MidEast

Echo Chamber Returns? Former Obama Admin Officials Mobilize to Block Iran Sanctions

Former top officials of the Obama administration are actively seeking to discourage Congress from imposing new sanctions on Iran, Jenna Lifhits reported Monday for The Weekly Standard.

The Ploughshares Fund, which was credited by the Obama administration for promoting the nuclear deal, circulated a letter on Capitol Hill that had originally written to the heads of the Senate Foreign Relations Committee. The letter, drafted by former Treasury official, Adam Szubin, criticized a bipartisan Senate bill that was introduced in March to impose new sanctions on Iran. Among the sponsors of the bill are Sen. Chris Coons (D – Del.), Sen. Michael Bennet (D – Colo.), Sen. Bob Casey (D – Penn.) and Sen. Richard Blumenthal (D – Conn.), all of whom supported the nuclear deal with Iran.

“[The legislation] would provoke a terrible reaction in Iran and with our allies,” Szubin wrote in the letter. “[It] would contribute no benefit, as it would impose no additional pressure on Iran’s malign activities outside of the nuclear space.”

The effort to derail the bipartisan legislation comes at a time that a new group called Diplomacy Works, made up of former Obama administration officials, has been launched.

The goal of the new organization is to have the United States “lead through diplomacy and dialogue – working with allies and partners,” because diplomacy can “address the core causes of conflict in ways that force alone cannot.”

Two experts who opposed the deal criticized the efforts of the former administration, officials told Lifhits.

One described the opposition to new sanctions on Iran as “they will fight tooth and nail any sign of a more robust and hard hitting policy to rollback and subvert Iranian aggression.”

“The same people who promised that the nuclear deal would enable Congress to push back against Iran—literally the very same people—are now mobilizing to prevent any pressure against Iran over its threats to us and our allies,” the other critic added.

“Of course that gives away the game, doesn’t it?” the critic continued. “The goal of the Iran deal was never to prevent Iran from getting nuclear weapons, but instead to empower Iran by giving it something to use as blackmail against U.S. pressure.”

At a Senate hearing in July 2015, Kerry was emphatic that Iran was in agreement that within the framework of the nuclear deal, the United States could impose and maintain non-nuclear sanctions against Iran.

But they are clear and we are clear that we have all other kinds of authorities and let me specific on that because it’s important for this whole debate to be clear.

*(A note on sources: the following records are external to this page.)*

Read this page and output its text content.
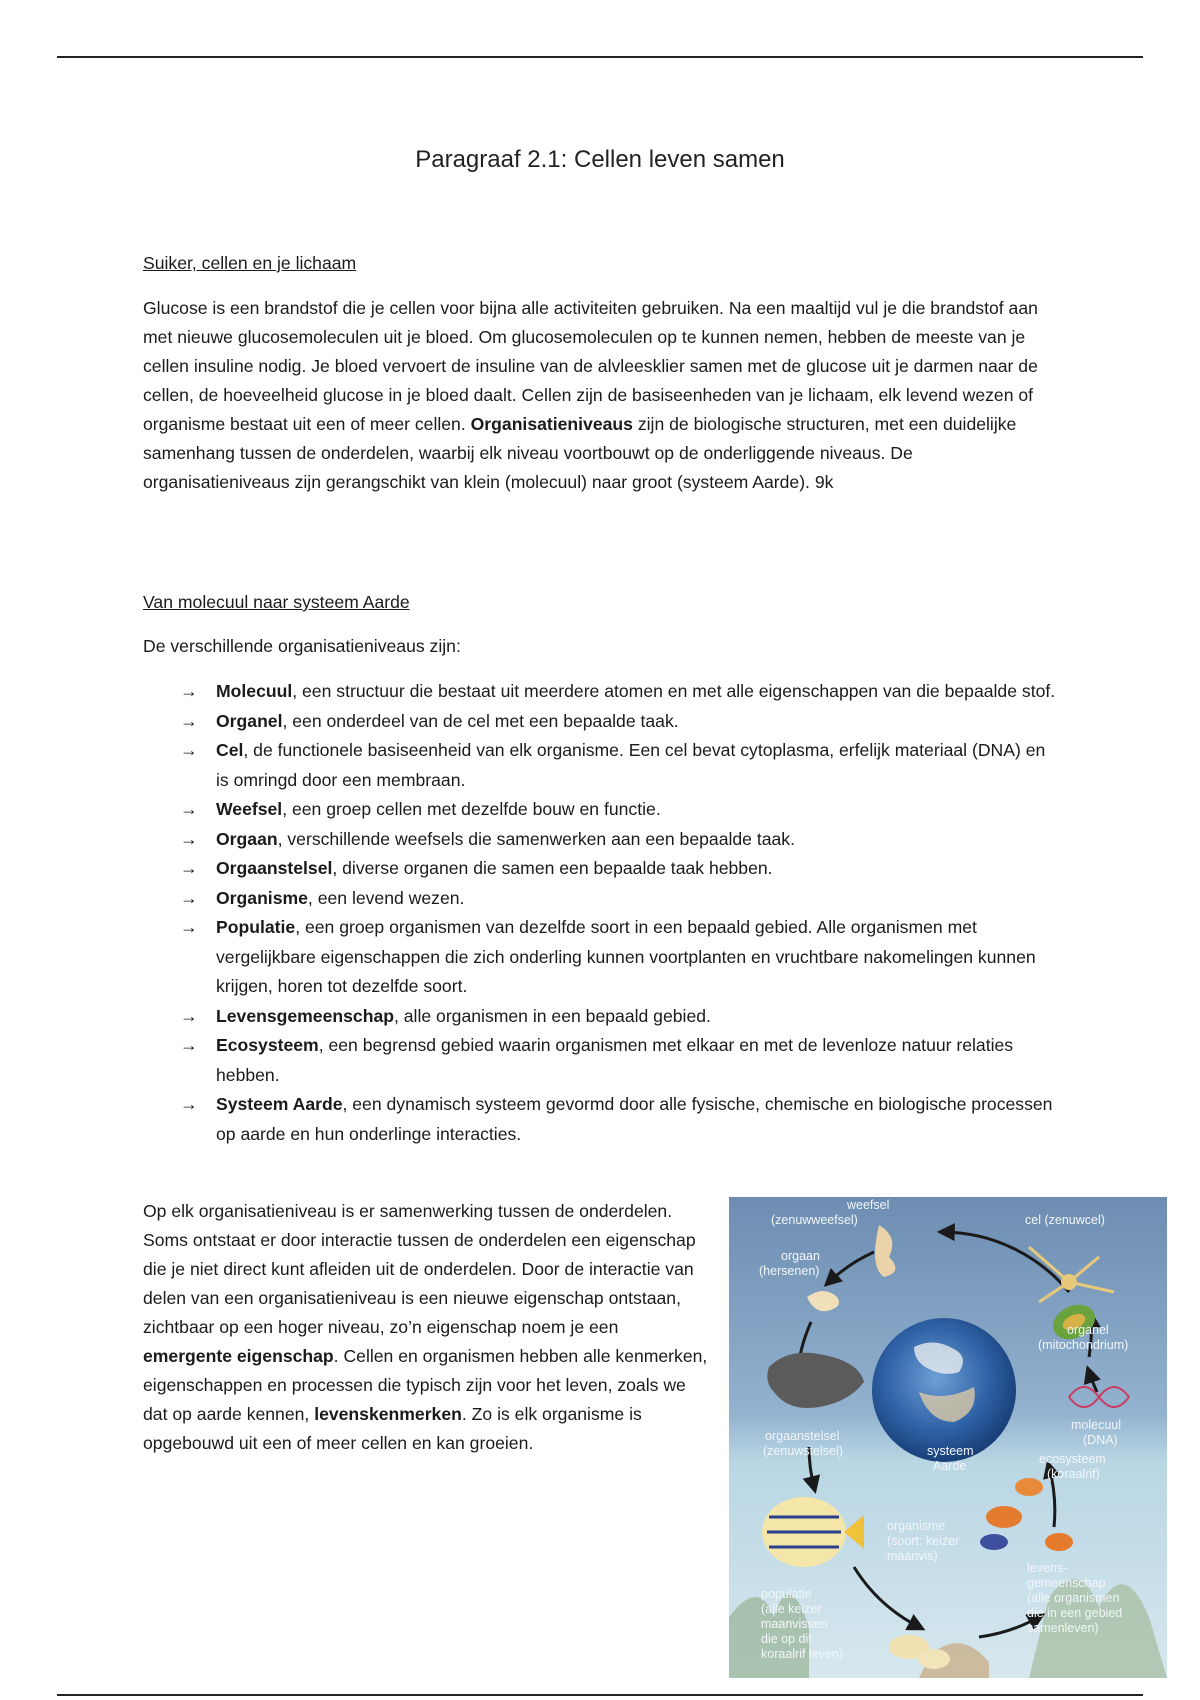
Paragraaf 2.1: Cellen leven samen

Suiker, cellen en je lichaam

Glucose is een brandstof die je cellen voor bijna alle activiteiten gebruiken. Na een maaltijd vul je die brandstof aan met nieuwe glucosemoleculen uit je bloed. Om glucosemoleculen op te kunnen nemen, hebben de meeste van je cellen insuline nodig. Je bloed vervoert de insuline van de alvleesklier samen met de glucose uit je darmen naar de cellen, de hoeveelheid glucose in je bloed daalt. Cellen zijn de basiseenheden van je lichaam, elk levend wezen of organisme bestaat uit een of meer cellen. Organisatieniveaus zijn de biologische structuren, met een duidelijke samenhang tussen de onderdelen, waarbij elk niveau voortbouwt op de onderliggende niveaus. De organisatieniveaus zijn gerangschikt van klein (molecuul) naar groot (systeem Aarde). 9k

Van molecuul naar systeem Aarde

De verschillende organisatieniveaus zijn:

→ Molecuul, een structuur die bestaat uit meerdere atomen en met alle eigenschappen van die bepaalde stof.
→ Organel, een onderdeel van de cel met een bepaalde taak.
→ Cel, de functionele basiseenheid van elk organisme. Een cel bevat cytoplasma, erfelijk materiaal (DNA) en is omringd door een membraan.
→ Weefsel, een groep cellen met dezelfde bouw en functie.
→ Orgaan, verschillende weefsels die samenwerken aan een bepaalde taak.
→ Orgaanstelsel, diverse organen die samen een bepaalde taak hebben.
→ Organisme, een levend wezen.
→ Populatie, een groep organismen van dezelfde soort in een bepaald gebied. Alle organismen met vergelijkbare eigenschappen die zich onderling kunnen voortplanten en vruchtbare nakomelingen kunnen krijgen, horen tot dezelfde soort.
→ Levensgemeenschap, alle organismen in een bepaald gebied.
→ Ecosysteem, een begrensd gebied waarin organismen met elkaar en met de levenloze natuur relaties hebben.
→ Systeem Aarde, een dynamisch systeem gevormd door alle fysische, chemische en biologische processen op aarde en hun onderlinge interacties.

Op elk organisatieniveau is er samenwerking tussen de onderdelen. Soms ontstaat er door interactie tussen de onderdelen een eigenschap die je niet direct kunt afleiden uit de onderdelen. Door de interactie van delen van een organisatieniveau is een nieuwe eigenschap ontstaan, zichtbaar op een hoger niveau, zo’n eigenschap noem je een emergente eigenschap. Cellen en organismen hebben alle kenmerken, eigenschappen en processen die typisch zijn voor het leven, zoals we dat op aarde kennen, levenskenmerken. Zo is elk organisme is opgebouwd uit een of meer cellen en kan groeien.

weefsel
(zenuwweefsel)	cel (zenuwcel)
orgaan
(hersenen)
organel
(mitochondrium)
molecuul
(DNA)
orgaanstelsel
(zenuwstelsel)	systeem
Aarde	ecosysteem
(koraalrif)
organisme
(soort: keizer
maanvis)
levens-
gemeenschap
(alle organismen
die in een gebied
samenleven)
populatie
(alle keizer
maanvissen
die op dit
koraalrif leven)
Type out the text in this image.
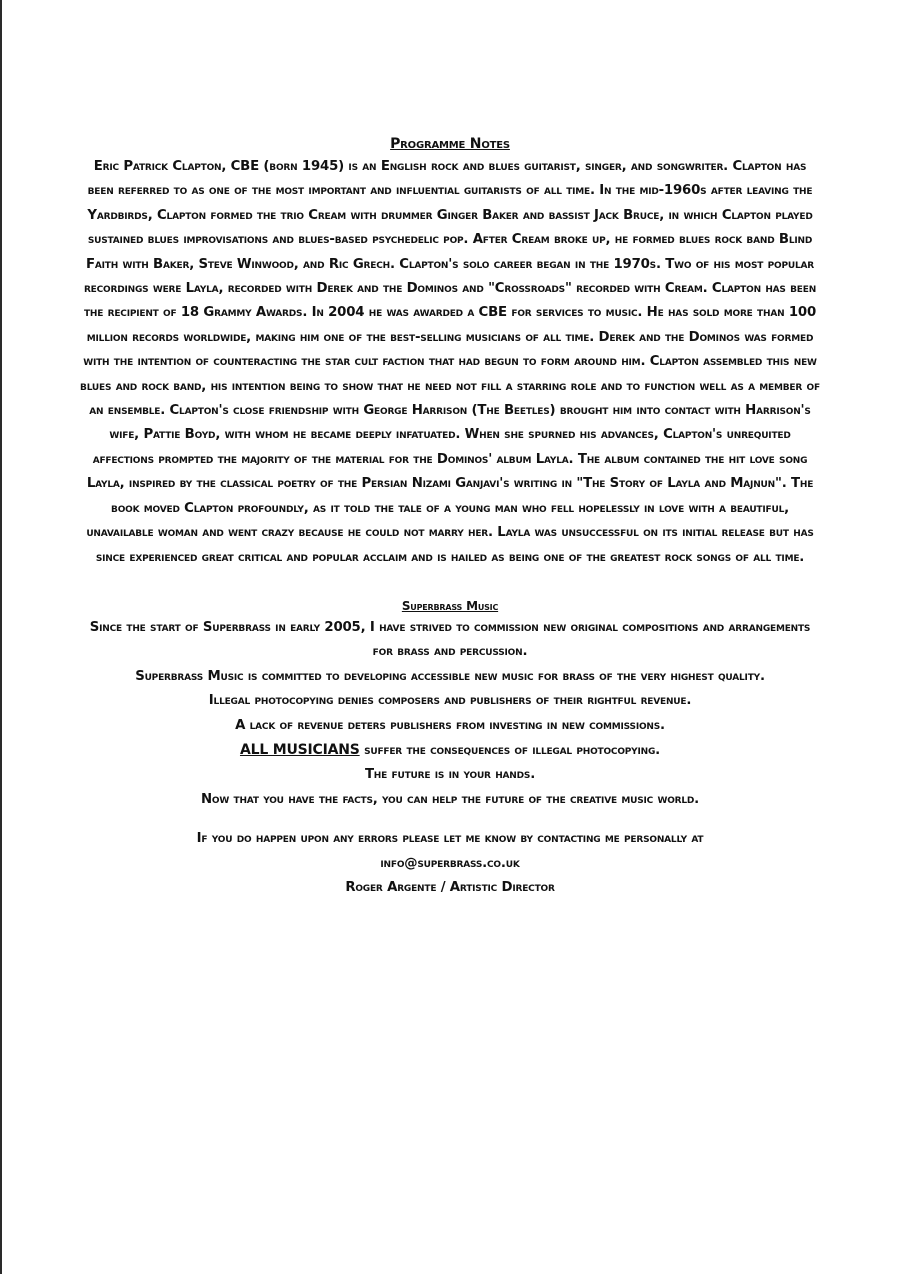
Programme Notes

Eric Patrick Clapton, CBE (born 1945) is an English rock and blues guitarist, singer, and songwriter. Clapton has been referred to as one of the most important and influential guitarists of all time. In the mid-1960s after leaving the Yardbirds, Clapton formed the trio Cream with drummer Ginger Baker and bassist Jack Bruce, in which Clapton played sustained blues improvisations and blues-based psychedelic pop. After Cream broke up, he formed blues rock band Blind Faith with Baker, Steve Winwood, and Ric Grech. Clapton's solo career began in the 1970s. Two of his most popular recordings were Layla, recorded with Derek and the Dominos and "Crossroads" recorded with Cream. Clapton has been the recipient of 18 Grammy Awards. In 2004 he was awarded a CBE for services to music. He has sold more than 100 million records worldwide, making him one of the best-selling musicians of all time. Derek and the Dominos was formed with the intention of counteracting the star cult faction that had begun to form around him. Clapton assembled this new blues and rock band, his intention being to show that he need not fill a starring role and to function well as a member of an ensemble. Clapton's close friendship with George Harrison (The Beetles) brought him into contact with Harrison's wife, Pattie Boyd, with whom he became deeply infatuated. When she spurned his advances, Clapton's unrequited affections prompted the majority of the material for the Dominos' album Layla. The album contained the hit love song Layla, inspired by the classical poetry of the Persian Nizami Ganjavi's writing in "The Story of Layla and Majnun". The book moved Clapton profoundly, as it told the tale of a young man who fell hopelessly in love with a beautiful, unavailable woman and went crazy because he could not marry her. Layla was unsuccessful on its initial release but has since experienced great critical and popular acclaim and is hailed as being one of the greatest rock songs of all time.

Superbrass Music
Since the start of Superbrass in early 2005, I have strived to commission new original compositions and arrangements for brass and percussion.
Superbrass Music is committed to developing accessible new music for brass of the very highest quality.
Illegal photocopying denies composers and publishers of their rightful revenue.
A lack of revenue deters publishers from investing in new commissions.
ALL MUSICIANS suffer the consequences of illegal photocopying.
The future is in your hands.
Now that you have the facts, you can help the future of the creative music world.
If you do happen upon any errors please let me know by contacting me personally at
info@superbrass.co.uk
Roger Argente / Artistic Director
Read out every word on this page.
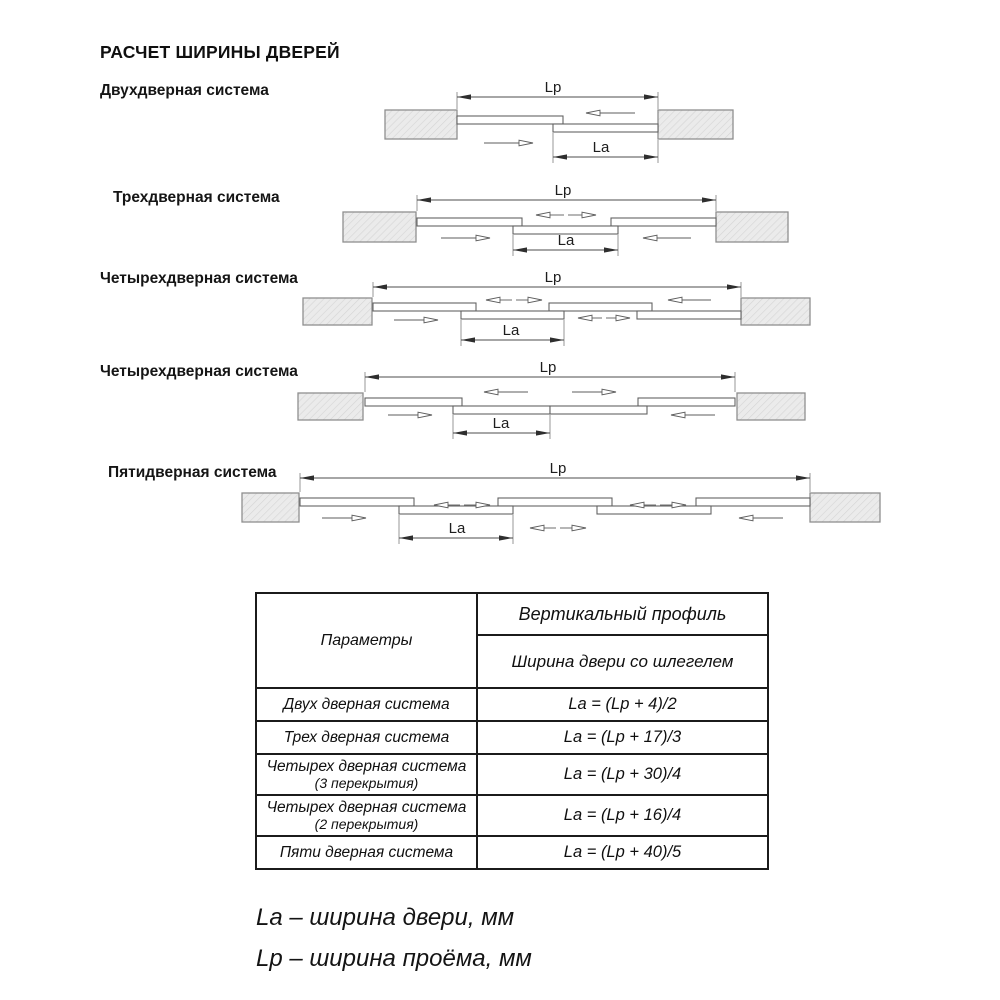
РАСЧЕТ ШИРИНЫ ДВЕРЕЙ
Двухдверная система
Трехдверная система
Четырехдверная система
Четырехдверная система
Пятидверная система
Lp
La
Lp
La
Lp
La
Lp
La
Lp
La
Параметры	Вертикальный профиль
	Ширина двери со шлегелем

Двух дверная система	La = (Lp + 4)/2

Трех дверная система	La = (Lp + 17)/3

Четырех дверная система
(3 перекрытия)	La = (Lp + 30)/4

Четырех дверная система
(2 перекрытия)	La = (Lp + 16)/4

Пяти дверная система	La = (Lp + 40)/5
La – ширина двери, мм
Lp – ширина проёма, мм
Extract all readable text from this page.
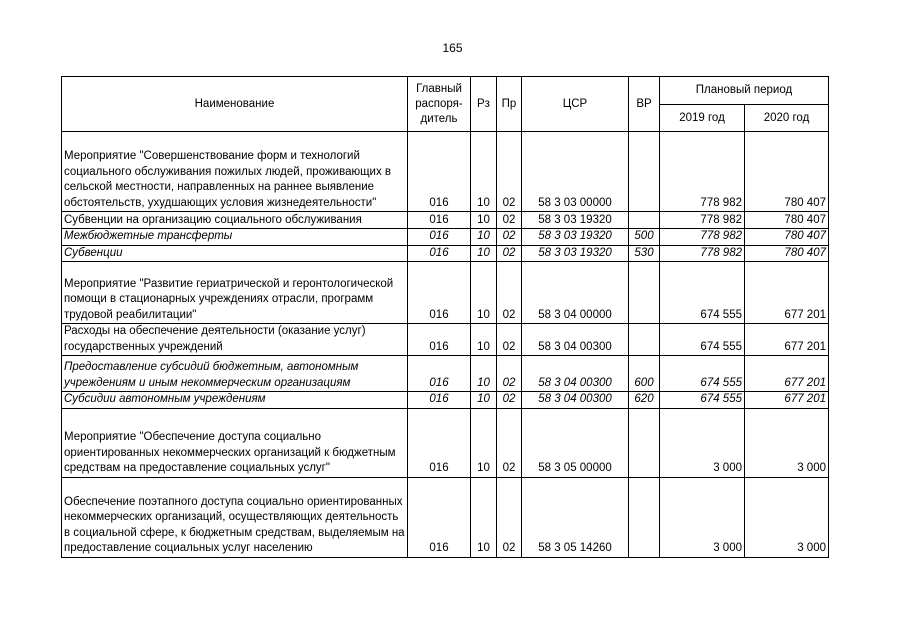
165
Наименование	Главный распоря-дитель	Рз	Пр	ЦСР	ВР	Плановый период	
						2019 год	2020 год
Мероприятие "Совершенствование форм и технологий социального обслуживания пожилых людей, проживающих в сельской местности, направленных на раннее выявление обстоятельств, ухудшающих условия жизнедеятельности"	016	10	02	58 3 03 00000		778 982	780 407
Субвенции на организацию социального обслуживания	016	10	02	58 3 03 19320		778 982	780 407
Межбюджетные трансферты	016	10	02	58 3 03 19320	500	778 982	780 407
Субвенции	016	10	02	58 3 03 19320	530	778 982	780 407
Мероприятие "Развитие гериатрической и геронтологической помощи в стационарных учреждениях отрасли, программ трудовой реабилитации"	016	10	02	58 3 04 00000		674 555	677 201
Расходы на обеспечение деятельности (оказание услуг) государственных учреждений	016	10	02	58 3 04 00300		674 555	677 201
Предоставление субсидий бюджетным, автономным учреждениям и иным некоммерческим организациям	016	10	02	58 3 04 00300	600	674 555	677 201
Субсидии автономным учреждениям	016	10	02	58 3 04 00300	620	674 555	677 201
Мероприятие "Обеспечение доступа социально ориентированных некоммерческих организаций к бюджетным средствам на предоставление социальных услуг"	016	10	02	58 3 05 00000		3 000	3 000
Обеспечение поэтапного доступа социально ориентированных некоммерческих организаций, осуществляющих деятельность в социальной сфере, к бюджетным средствам, выделяемым на предоставление социальных услуг населению	016	10	02	58 3 05 14260		3 000	3 000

Even with the lifting of sanctions after eight years on missiles or five year on arms are the UN sanctions. It’s only the UN sanctions. We still have sanctions. Our primary embargo is still in place. We are still sanctioning them. And, I might add, for those things that we may want to deal with because of their behavior, for instance, Hezbollah, there is a UN resolution, 1701, the prevents the transfer of any weapons to Hezbollah. That will continue and what we need to do is make sure that we’re enforcing it.

Kerry is on the advisory council of Diplomacy Works.